QUATRIEME PARTIE : BÉNÉVENT- LACEDONIA
Autant l’entrée dans Bénévent par le pont des Lépreux directement de la campagne avait quelque chose de magique, autant la sortie de la ville par les immeubles défraîchis voire lézardés des années 1950 avait quelque chose d’un peu triste le lendemain, loin d’un passé glorieux tellement proche.
Au moment de sortir de la ville, je ne savais pas encore que j’allais pénétrer dans une Campanie plus modeste, qui a défaut d’être réellement pauvre, ne respirait pas la richesse agricole que j’avais traversée jusqu’ici.
Un point de détail qui allait cesser d’en devenir un devait désormais m’accompagner jusqu’à la fin du voyage : l’aboiement incessant des chiens au bord des routes ou des chemins. Je devais vite remarquer que dans cette partie de l’Italie, plus l’habitat est modeste plus son propriétaire a de chiens pour le garder…et pour aboyer sur le randonneur inconnu qui passe à proximité et aller au devant de lui s’il peut sortir de son enclos.
Au total ce sont plusieurs centaines de chiens qui auront manifesté leur volonté de me voir déguerpir le plus vite possible et j’ai vite appris à ne manifester aucun intérêt pour leur présence, remède le plus efficace pour faire cesser les aboiements le plus rapidement possible.
La campagne au sud de Bénévent, faite de petites parcelles agricoles me montra un élément auquel j’étais plus préparé en revanche : dans les champs pour les tâches pénibles, plus un homme ou une femme blanche. Les ouvriers agricoles sont exclusivement des immigrés d’Afrique subsaharienne, ayant probablement tous réussi la traversée de la Méditerranée dans les conditions épouvantables que l’on connaît…ils servent de main d’œuvre bon marché à une économie italienne qui manque de bras pour les tâches d’exécution et bien contente de l’afflux de cette immigration clandestine, poussant ainsi Giorgia Meloni à régulariser leur situation (on parle d’un million de régularisations sur la période 2023-2027)
C’est d’ailleurs du bord d’un champ d’haricots verts que je fus apostrophé par un agriculteur blanc surveillant la récolte de ses employés noirs. En quasiment quinze jours de marche il était le premier à savoir pourquoi j’étais là et que son terrain au fond d’un vallon jouxtait la plus ancienne route du monde occidental. Très loquace il fut intarissable sur la prochaine merveille que j’allais rencontrer quelques centaines de mètres plus loin…
En effet, la route toute droite s’arrêta brusquement telle une impasse face à un bosquet masquant une rivière : une fois de plus il fallait traverser la végétation abondante dans des conditions acrobatiques puis enchaîner avec une rivière sans passage à gué satisfaisant…quitte à s’enfoncer dans l’eau jusqu’aux chevilles le risque en valait la chandelle : derrière un ultime massif de bouleaux apparurent les vestiges d’un immense pont romain de plusieurs arches consolidées par des travaux de rénovation.

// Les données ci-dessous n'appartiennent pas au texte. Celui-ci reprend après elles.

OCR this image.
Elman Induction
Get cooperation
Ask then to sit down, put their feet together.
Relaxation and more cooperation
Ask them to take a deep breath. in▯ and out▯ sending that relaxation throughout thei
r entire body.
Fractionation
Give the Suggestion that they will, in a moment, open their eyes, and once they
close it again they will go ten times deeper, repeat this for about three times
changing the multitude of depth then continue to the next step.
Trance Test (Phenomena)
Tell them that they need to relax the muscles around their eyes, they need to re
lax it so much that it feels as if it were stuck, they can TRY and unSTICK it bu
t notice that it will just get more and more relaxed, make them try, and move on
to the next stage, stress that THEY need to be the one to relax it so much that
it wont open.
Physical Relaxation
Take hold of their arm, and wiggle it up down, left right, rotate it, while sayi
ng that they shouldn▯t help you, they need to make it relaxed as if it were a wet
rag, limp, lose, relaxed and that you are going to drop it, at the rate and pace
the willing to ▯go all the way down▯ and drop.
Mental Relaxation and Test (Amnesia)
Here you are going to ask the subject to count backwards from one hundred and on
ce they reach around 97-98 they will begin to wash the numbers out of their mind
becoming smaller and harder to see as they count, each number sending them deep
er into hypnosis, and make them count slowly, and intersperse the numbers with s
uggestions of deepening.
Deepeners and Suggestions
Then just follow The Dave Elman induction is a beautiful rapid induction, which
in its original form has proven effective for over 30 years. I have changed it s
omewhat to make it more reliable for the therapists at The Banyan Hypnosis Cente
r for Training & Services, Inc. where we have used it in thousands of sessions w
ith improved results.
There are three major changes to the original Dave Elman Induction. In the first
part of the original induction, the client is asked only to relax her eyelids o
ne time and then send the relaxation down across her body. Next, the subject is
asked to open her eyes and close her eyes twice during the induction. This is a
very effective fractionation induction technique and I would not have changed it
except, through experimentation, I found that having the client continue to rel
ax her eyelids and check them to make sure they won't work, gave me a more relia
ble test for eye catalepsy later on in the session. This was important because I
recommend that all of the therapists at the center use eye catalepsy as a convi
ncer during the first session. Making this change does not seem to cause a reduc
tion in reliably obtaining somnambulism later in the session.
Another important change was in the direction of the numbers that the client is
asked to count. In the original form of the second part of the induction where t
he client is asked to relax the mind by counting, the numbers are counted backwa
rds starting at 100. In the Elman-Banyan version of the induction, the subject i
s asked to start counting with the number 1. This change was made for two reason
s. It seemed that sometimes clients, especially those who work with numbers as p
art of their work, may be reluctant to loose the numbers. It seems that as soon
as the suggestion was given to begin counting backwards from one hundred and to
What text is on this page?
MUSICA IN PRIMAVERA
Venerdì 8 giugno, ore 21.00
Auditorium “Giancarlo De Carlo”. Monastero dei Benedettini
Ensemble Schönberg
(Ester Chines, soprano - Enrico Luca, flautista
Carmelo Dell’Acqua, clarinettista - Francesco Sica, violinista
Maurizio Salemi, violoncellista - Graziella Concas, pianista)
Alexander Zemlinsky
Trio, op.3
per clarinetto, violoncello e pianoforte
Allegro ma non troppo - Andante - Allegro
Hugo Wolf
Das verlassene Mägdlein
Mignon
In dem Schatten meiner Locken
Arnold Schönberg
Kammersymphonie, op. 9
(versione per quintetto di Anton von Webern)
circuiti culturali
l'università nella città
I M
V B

Construction admirable sous toutes ses coutures, je devais même apprendre que c’est un lieu très connu de la population locale qui vient souvent pique-niquer de ce côté de la rive, voire faire la fête le soir. Tellement connu qu’il figure simplement sous le nom “Ponte Rotto” (pont cassé) sur Google maps.
Puis, après cette découverte, il fallut affronter l’ascension vers le “passo Mirabella” au travers de petits chemins de campagne qui débouchèrent à Mirabella Eclano ou plutôt Mirabella Aeclanum de son nom romanisé après avoir été un important centre commercial samnite.
Cette petite ville de moyenne altitude a la particularité d’héberger une des dernières découvertes archéologiques majeures de l’Antiquité : un village complet datant du IIème siècle après JC a été mis au jour. Il comporte bien sûr une portion de la via Appia antica, des thermes complètes (caldarium, tépidarium et frigidarium), un marché comme à Minturnae, une grande Domus (maison seigneuriale), une nécropole, et même une basilique paléo-chrétienne plus tardive.
Et plus haut une découverte encore plus récente dans un lotissement de maisons modernes : le dernier tracé de la via Appia antica mis au jour, sur une centaine de mètres. Ayant passé manifestement plusieurs siècles sous terre, le basalte originel est devenu blanc. Cette portion en plein village est à peine protégée par des piquets modestes, reliés entre eux par ce plastique orange et blanc que l’on voit partout, rendant le lieu encore plus improbable, d’autant qu’il n’attire manifestement personne, en dehors des maniaques de mon espèce.
Enfin mon attention fut attirée au bord de la route par une maison patricienne qui abordait sur sa façade une inscription romaine : je sonnais et la propriétaire de cette superbe villa intégralement décorée au goût romain imaginé et véhiculé par l’imagerie traditionnelle (un choc, on se serait cru dans un décor de péplum !) me fit visiter le sous-sol : sur 100 mètres carrés, elle aussi avait un bout de tracé de la via Appia antica en basalte blanc dans sa cave ! Elle en était très fière mais je ne pouvais m’empêcher de trouver la situation légèrement saugrenue.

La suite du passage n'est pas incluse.